Duchamp has much to answer for. As does Clement Greenberg for that matter. I’ll continue to swim upstream with Plato.
Despite the predations of postmodernism, even the most pomo critics make it pretty clear that if you don’t agree with them, you’re probably a bad person. They dress is up in various clothing, but that is what it boils down to. And what they like is generally dreck.
I subscribe to this site, therefore, I have good taste.
Or, as Lucy in “Charlie Brown’s Christmas” video stated, She only eats January snowflakes. She has good taste.
Or, maybe I don’t have good taste.

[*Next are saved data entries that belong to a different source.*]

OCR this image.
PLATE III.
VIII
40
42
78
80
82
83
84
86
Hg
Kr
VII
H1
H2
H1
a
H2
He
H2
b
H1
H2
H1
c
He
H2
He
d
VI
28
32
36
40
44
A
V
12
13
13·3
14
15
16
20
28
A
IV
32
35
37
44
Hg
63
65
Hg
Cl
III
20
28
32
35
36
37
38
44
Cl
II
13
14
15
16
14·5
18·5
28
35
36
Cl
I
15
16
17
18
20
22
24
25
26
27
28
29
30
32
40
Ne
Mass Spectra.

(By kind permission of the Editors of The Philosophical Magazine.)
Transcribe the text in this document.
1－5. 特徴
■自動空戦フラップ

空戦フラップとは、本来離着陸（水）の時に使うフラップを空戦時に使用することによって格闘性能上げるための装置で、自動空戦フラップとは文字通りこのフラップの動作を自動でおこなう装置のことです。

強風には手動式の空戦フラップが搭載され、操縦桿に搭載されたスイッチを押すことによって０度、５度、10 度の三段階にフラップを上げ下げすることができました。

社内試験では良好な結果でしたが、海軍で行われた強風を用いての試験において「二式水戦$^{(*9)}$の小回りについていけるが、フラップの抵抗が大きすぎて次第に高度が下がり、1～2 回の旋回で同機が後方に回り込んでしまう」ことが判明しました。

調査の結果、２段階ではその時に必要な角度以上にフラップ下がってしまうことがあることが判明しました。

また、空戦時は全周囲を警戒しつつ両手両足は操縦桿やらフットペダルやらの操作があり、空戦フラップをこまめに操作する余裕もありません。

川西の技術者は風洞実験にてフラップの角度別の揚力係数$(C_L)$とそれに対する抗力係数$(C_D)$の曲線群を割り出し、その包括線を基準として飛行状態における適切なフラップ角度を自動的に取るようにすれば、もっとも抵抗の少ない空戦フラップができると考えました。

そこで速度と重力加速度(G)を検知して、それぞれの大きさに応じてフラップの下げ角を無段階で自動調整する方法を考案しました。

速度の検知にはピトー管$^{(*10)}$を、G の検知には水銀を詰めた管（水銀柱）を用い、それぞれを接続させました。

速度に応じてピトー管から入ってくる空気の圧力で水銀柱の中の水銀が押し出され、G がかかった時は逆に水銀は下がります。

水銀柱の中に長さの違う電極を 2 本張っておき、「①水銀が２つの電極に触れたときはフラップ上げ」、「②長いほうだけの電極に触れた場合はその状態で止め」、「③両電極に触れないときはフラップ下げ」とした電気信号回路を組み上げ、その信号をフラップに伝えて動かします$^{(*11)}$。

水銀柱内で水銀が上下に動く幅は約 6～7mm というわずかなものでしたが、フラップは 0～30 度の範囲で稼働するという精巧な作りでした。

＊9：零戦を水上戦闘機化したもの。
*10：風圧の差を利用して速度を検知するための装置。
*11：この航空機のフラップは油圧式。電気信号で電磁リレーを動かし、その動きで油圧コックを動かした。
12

I have always liked some of the work by Gary Winogrand. Earlier this week, I watched the American Masters profile of him on PBS Passport. Silly me thinking they were just quirky slices of everyday events. After listening to the host of People Who Know What They Are Talking About When It Comes To Photography in the video, I realized I don’t have the mental capacity to recognize the True Impact of his work.
So, taste is related to intelligence and I don’t have the intelligence to understand that it’s just not a photograph of an outstretched Elephants trunk and a human hand. It’s so much more.
Dan, you can get degrees, and a high-status job in galleries for life if you truly, truly buy into that jive. You can also get onto tv and be invited to write the forward to all sorts of monographs you helped curate!
What’s not to like?.
I am not sure what it exactly means to have good taste.
I guess we could always ask Donald Trump…
He will know.
Nah, he’ll simply tell you it’s all fake news from the left. You’ll be no better off and certainly none the wiser than if you’d left him well alone.
Mainly, good taste consists of liking the same things as do I.
Regarding Frank’s The Americans – why should those images be saddled with the baggage of taste? They are documentary work and, as such, removed from those requirements. They had better be, or you’d get pretty poverty and Mother Teresa would have worn Prada.
🙂
As you know Rob, I reckon that rightly or wrongly, Trump is a conservative, with a small c… Which is why I prefer his incumbency to any change in November.
As the president that got more minorities into work, sometimes after generations of unemployment, clearly black lives matter to him.
What he does not care for though is criminality, and that is all I have heard him talk about, in relation to the above.
However, seeing the sort of material things that he chooses, he has absolutely awful taste…. and I would expect that applies to his taste in photography too.
Would Plato really laugh at someone carrying a superzoom who criticizes Frank’s pictures in The Americans? Or would he be laughing at those seeing high aesthetic value in The Americans? Would such criticism of the criticism hinge on whether the rule of thirds is an objective standard? Are standards objective or does slavish devotion to standards cause art to stagnate, preventing us from recognizing new art? If there are exceptions to standards, how can such standards actually be objective?
The simple answer, and probably the only true one is this: life is in a permanent state of flux. That is the only real constant.
We could play Russian dolls all night…
🙂
According to Plato, I should be a bad person as I don’t like “The Americans”. But I don’t really care because I can live with it and I always take Plato’s writing with a pinch of salt.
Wasn’t it a pinch of hemlock … in french we use cigüe, hope it’s a good translation and by the way no harm intended, was just too easy.
Apologies for being tardy in posting to this thread.
I’ve recently had feedback from some contributors to various fora who believe my latest series of images is in poor taste.
https://www.keithlaban.co.uk/darktimes.html
Taste, whether good or bad, is of course subjective, but I’m grateful at least that the series is eliciting discussion.